Published 2006-11-11

I’m given to understand culture shock comes in stages. I don’t know what those stages are and I’m kind of loathe to find out. But I think we’re in a stage now where we compare everything here to life in Portland. Barely an hour goes by when I don’t think of something else I miss. We really miss the rain for Pete’s sake. The homesickness is abetted by our job situations which, to put it politely, are not only less than ideal (which we expected) but also less than was promised (which we did not).

During my last serious jag of under- and un-employment (2001–2002) I could take some solace in a life well lived. Conversely, if our jobs were better, China would be more fun than it currently feels. From the spoiled-Westerner point of view, you pretty much need either a> happy work life or b) happy life life.

So: News:

  • Jenny and I hired a Mandarin tutor, a nice-seeming guy named Mr. Yu who also tutors a few expat families with kids at the school. We’ve only had one lesson but it feels a little like we’re back in the game, language-wise. On that topic: many (most?) of the foreigners we know speak less Mandarin than we do, and I frankly don’t know how they survive.

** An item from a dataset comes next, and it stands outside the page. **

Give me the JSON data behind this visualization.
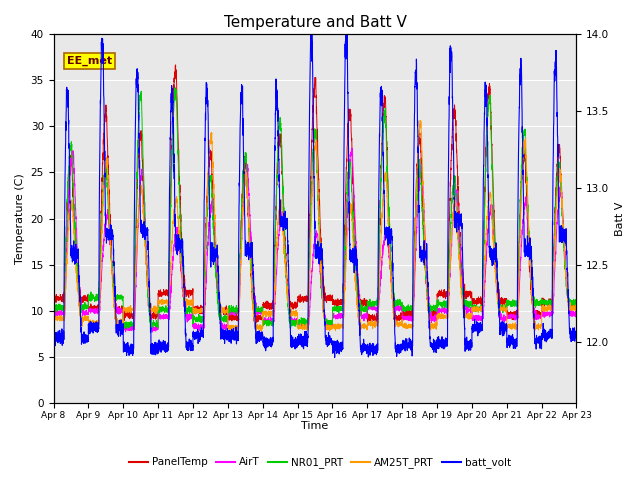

You can’t give directions or order food in English, for example. I guess you can get pretty far with pointing and grunting.
  • I went bowling last week which was pretty much like bowling in the states (run-down mid-80s vibe, half-empty lanes, jokey college kids on one side, and the serious 200+ average guy with his own ball on the other), but with better service
  • Thai food is worse here than in Portland. A lot worse. I don’t think this is because it’s “bad” here, but rather that it’s just so very good in Portland.
  • The weather is now always exactly the same. 26C, dry and hazy. Air pollution of all kinds (smoke, haze, smog, dust) is omnipresent. This week I stepped outside during the day and was hit with an odor exactly like L.A. smog. You know the homesickness is bad when you’re homesick for L.A.